L’historien évoque “un effacement de fait de toute l’histoire antérieure comme non advenue (ou mal venue…)“ et rappelle les prescriptions ministérielles successives en la matière de Jean-Pierre Chevènement (1985), François Bayrou (1995), ou encore de Xavier Darcos en 2008, ce dernier préconisant par exemple dans le programme d’histoire-géographie-éducation civique pour la classe de cinquième que “même s’il existe des différences entre les individus et une grande diversité culturelle entre les groupes humains, nous appartenons à la même humanité. Assimiler les différentes cultures à des différences de nature conduit à la discrimination et au racisme (…). L’étude d’un exemple de discrimination ou de racisme appuyé sur un texte littéraire ou un fait d’actualité permet de les définir et de montrer leurs conséquences pour ceux qui en sont victimes.“

De son côté, le réseau des Inspé souhaite “réagir vivement aux graves accusations contre l’École républicaine et ses professeurs“, évoquant des propos “aussi généralistes qu’approximatifs, (qui) comportent des amalgames tendancieux, non objectivés, voire non sourcés". Souhaitant élever le débat, les Inspé parlent de dépasser “les bassesses véhiculées par les discussions de comptoirs, non seulement inutiles mais surtout totalement inacceptables“, et de se recentrer “collectivement autour d’un seul objectif commun : faire réussir nos élèves et poursuivre notre mission de service public.“

Le réseau des 33 établissements de formation supérieure du professorat et de l’Éducation estime que “porter de fausses accusations contre les professeurs de l’École de la République, c’est attaquer les fondements mêmes de notre société, c’est fragiliser notre socle commun. Les risques sont grands.“ Il ajoute faire confiance “à tous les acteurs de la formation des futurs enseignantes et enseignants ainsi que des conseillères et conseillers principaux d’éducation“, ainsi qu’aux professeurs.

“Polémiques stériles“, “débats ineptes“, “mises en accusation scandaleuses“... Enfin, l’association des professeurs d’histoire et de géographie (APHG) comme de nombreuses voix, s’émeut de ce papier et évoque un certain “dégoût“.

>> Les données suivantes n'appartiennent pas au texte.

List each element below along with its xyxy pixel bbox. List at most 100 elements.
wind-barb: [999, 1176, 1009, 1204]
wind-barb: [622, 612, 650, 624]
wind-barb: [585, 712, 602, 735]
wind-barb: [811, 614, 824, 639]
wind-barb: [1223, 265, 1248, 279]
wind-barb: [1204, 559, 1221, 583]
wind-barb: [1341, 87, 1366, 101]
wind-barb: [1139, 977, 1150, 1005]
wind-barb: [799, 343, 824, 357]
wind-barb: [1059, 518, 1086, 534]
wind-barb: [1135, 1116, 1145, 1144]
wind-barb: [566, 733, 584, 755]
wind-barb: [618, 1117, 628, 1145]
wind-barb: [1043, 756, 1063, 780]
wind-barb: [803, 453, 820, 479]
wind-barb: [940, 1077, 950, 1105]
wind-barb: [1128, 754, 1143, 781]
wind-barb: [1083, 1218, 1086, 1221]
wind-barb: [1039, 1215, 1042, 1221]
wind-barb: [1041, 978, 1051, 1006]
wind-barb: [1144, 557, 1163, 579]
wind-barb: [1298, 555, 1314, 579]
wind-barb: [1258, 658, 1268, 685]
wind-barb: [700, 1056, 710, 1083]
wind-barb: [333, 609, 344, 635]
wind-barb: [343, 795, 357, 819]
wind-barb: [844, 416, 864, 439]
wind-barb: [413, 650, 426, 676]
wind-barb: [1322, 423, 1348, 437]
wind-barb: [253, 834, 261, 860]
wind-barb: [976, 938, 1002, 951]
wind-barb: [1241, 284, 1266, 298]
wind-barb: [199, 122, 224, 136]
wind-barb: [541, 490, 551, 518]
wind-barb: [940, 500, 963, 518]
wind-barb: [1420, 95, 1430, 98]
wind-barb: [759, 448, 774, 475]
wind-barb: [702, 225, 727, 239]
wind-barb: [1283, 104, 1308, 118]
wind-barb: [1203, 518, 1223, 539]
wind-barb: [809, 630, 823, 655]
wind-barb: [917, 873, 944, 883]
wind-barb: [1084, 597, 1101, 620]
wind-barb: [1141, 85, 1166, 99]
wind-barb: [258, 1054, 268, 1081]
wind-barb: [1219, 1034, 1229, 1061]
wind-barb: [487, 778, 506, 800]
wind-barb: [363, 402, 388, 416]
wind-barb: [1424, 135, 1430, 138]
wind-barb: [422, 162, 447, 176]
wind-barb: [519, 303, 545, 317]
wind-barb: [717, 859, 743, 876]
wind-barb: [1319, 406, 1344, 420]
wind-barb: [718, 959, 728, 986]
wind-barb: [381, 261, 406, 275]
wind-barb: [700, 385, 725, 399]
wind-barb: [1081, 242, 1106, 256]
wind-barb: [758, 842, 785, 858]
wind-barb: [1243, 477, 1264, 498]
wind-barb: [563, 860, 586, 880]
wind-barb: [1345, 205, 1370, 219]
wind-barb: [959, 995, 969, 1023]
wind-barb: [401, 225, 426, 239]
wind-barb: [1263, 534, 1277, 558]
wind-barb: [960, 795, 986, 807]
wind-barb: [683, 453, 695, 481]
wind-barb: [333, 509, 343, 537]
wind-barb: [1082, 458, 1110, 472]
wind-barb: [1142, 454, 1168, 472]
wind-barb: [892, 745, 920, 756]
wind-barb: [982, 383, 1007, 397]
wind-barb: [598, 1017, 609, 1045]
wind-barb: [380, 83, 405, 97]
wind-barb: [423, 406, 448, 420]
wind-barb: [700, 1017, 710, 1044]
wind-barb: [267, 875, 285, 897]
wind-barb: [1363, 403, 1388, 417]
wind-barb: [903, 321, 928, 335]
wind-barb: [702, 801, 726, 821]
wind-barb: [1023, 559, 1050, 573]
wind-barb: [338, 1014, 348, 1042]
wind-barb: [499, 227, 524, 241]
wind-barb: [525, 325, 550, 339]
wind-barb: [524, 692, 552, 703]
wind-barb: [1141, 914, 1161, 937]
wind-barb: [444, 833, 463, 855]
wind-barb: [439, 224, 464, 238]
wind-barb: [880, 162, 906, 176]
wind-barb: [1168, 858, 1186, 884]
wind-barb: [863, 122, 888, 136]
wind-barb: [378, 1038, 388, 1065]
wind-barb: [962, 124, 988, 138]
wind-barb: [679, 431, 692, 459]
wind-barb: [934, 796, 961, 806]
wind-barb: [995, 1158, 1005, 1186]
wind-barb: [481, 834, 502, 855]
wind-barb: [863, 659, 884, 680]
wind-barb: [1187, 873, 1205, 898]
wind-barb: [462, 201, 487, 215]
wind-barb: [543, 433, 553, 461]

Elle “ne compte plus les couvertures ni les articles consacrés à l’école, attaquée de toutes parts, accusée de tous les maux : inégalitaire, élitiste, sélective, malveillante, machine à broyer d’un côté ; laxiste, incompétente, politisée, doctrinaire de l’autre. Tout et son contraire“ et voit les professeurs visés derrière l’école, “jugés coupables et rendus responsables de tout“, au travers d’ “accusations graves derrière lesquelles nous ne reconnaissons aucun de nos collègues“ tout autant que d’amalgames navrants, des confusions problématiques, des généralisations abusives à partir de cas isolés.

“L’historien recoupe ses sources, nous pensions que les journalistes faisaient de même“ assène l’APGH, qui s’étonne par ailleurs “de l’assourdissant silence gouvernemental face à ces attaques ignobles“.

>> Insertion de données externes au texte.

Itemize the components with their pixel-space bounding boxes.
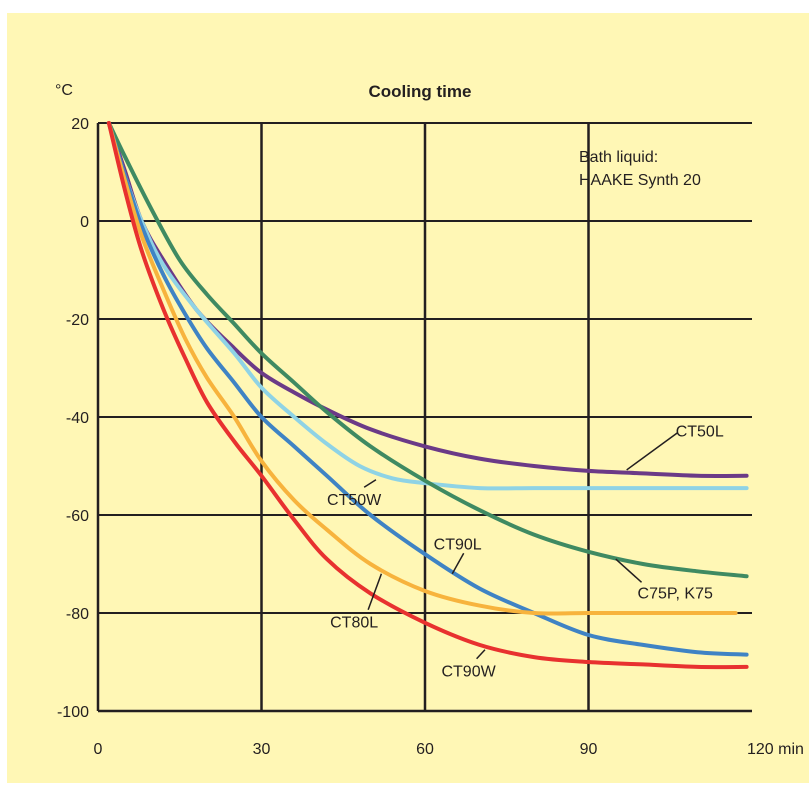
series-label-ct80l: CT80L (330, 615, 378, 632)
leader-line-ct80l (367, 573, 383, 610)
y-tick-label: 0 (80, 214, 89, 231)
leader-line-c75p-k75 (615, 558, 643, 583)
series-labels: CT50L CT50W C75P, K75 CT90L CT80L CT90W (327, 424, 724, 681)
series-line-ct90l (106, 121, 749, 657)
y-tick-label: -40 (66, 410, 89, 427)
y-tick-label: -20 (66, 312, 89, 329)
chart-panel: CT50L CT50W C75P, K75 CT90L CT80L CT90W 20 0 -2… (7, 13, 809, 783)
axes: 20 0 -20 -40 -60 -80 -100 0 30 60 90 120 min (57, 116, 804, 758)
series-line-ct80l (106, 121, 738, 616)
series-label-ct90w: CT90W (441, 664, 496, 681)
x-tick-label: 90 (580, 741, 598, 758)
leader-line-ct50w (363, 479, 377, 488)
y-tick-label: -100 (57, 704, 89, 721)
bath-liquid-value: HAAKE Synth 20 (579, 172, 701, 189)
series-label-ct50w: CT50W (327, 492, 382, 509)
series-line-ct90w (106, 121, 749, 670)
series-line-c75p-k75 (106, 121, 749, 579)
x-tick-label: 30 (253, 741, 271, 758)
y-axis-unit: °C (55, 82, 73, 99)
x-tick-label: 60 (416, 741, 434, 758)
leader-line-ct90l (451, 552, 465, 575)
cooling-time-chart: CT50L CT50W C75P, K75 CT90L CT80L CT90W 20 0 -2… (55, 82, 804, 758)
leader-line-ct90w (476, 649, 486, 660)
x-tick-label: 0 (94, 741, 103, 758)
y-tick-label: 20 (71, 116, 89, 133)
series-label-c75p-k75: C75P, K75 (638, 585, 713, 602)
y-tick-label: -80 (66, 606, 89, 623)
chart-title: Cooling time (369, 82, 472, 101)
x-tick-label: 120 min (747, 741, 804, 758)
series-label-ct50l: CT50L (676, 424, 724, 441)
series-line-ct50w (106, 121, 749, 491)
series-lines (106, 121, 749, 670)
bath-liquid-label: Bath liquid: (579, 149, 658, 166)
leader-line-ct50l (626, 431, 679, 471)
series-label-ct90l: CT90L (434, 536, 482, 553)
y-tick-label: -60 (66, 508, 89, 525)
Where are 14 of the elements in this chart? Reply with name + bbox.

Extrait de touteduc.fr du 16.11.21

 

L’école de la République : et si on élevait le débat ?

Le Réseau des INSPÉ souhaite réagir vivement aux graves accusations contre l’École républicaine et ses professeurs, portées par le journal le Figaro Magazine en date des 12 et 13 novembre 2021. Les propos de ce dossier, aussi généralistes qu’approximatifs, comportent des amalgames tendancieux, non objectivés, voire non sourcés.

Nous rappelons que le « socle commun de connaissances, de compétences et de culture », auquel participent les différents acteurs du système éducatif, constitue l’ensemble des connaissances, compétences, valeurs et attitudes nécessaires pour réussir sa scolarité, sa vie d’individu et de futur citoyen. De l’école primaire à la fin de la scolarité obligatoire puis au lycée, les élèves acquièrent progressivement les compétences et les connaissances nécessaires à leur émancipation.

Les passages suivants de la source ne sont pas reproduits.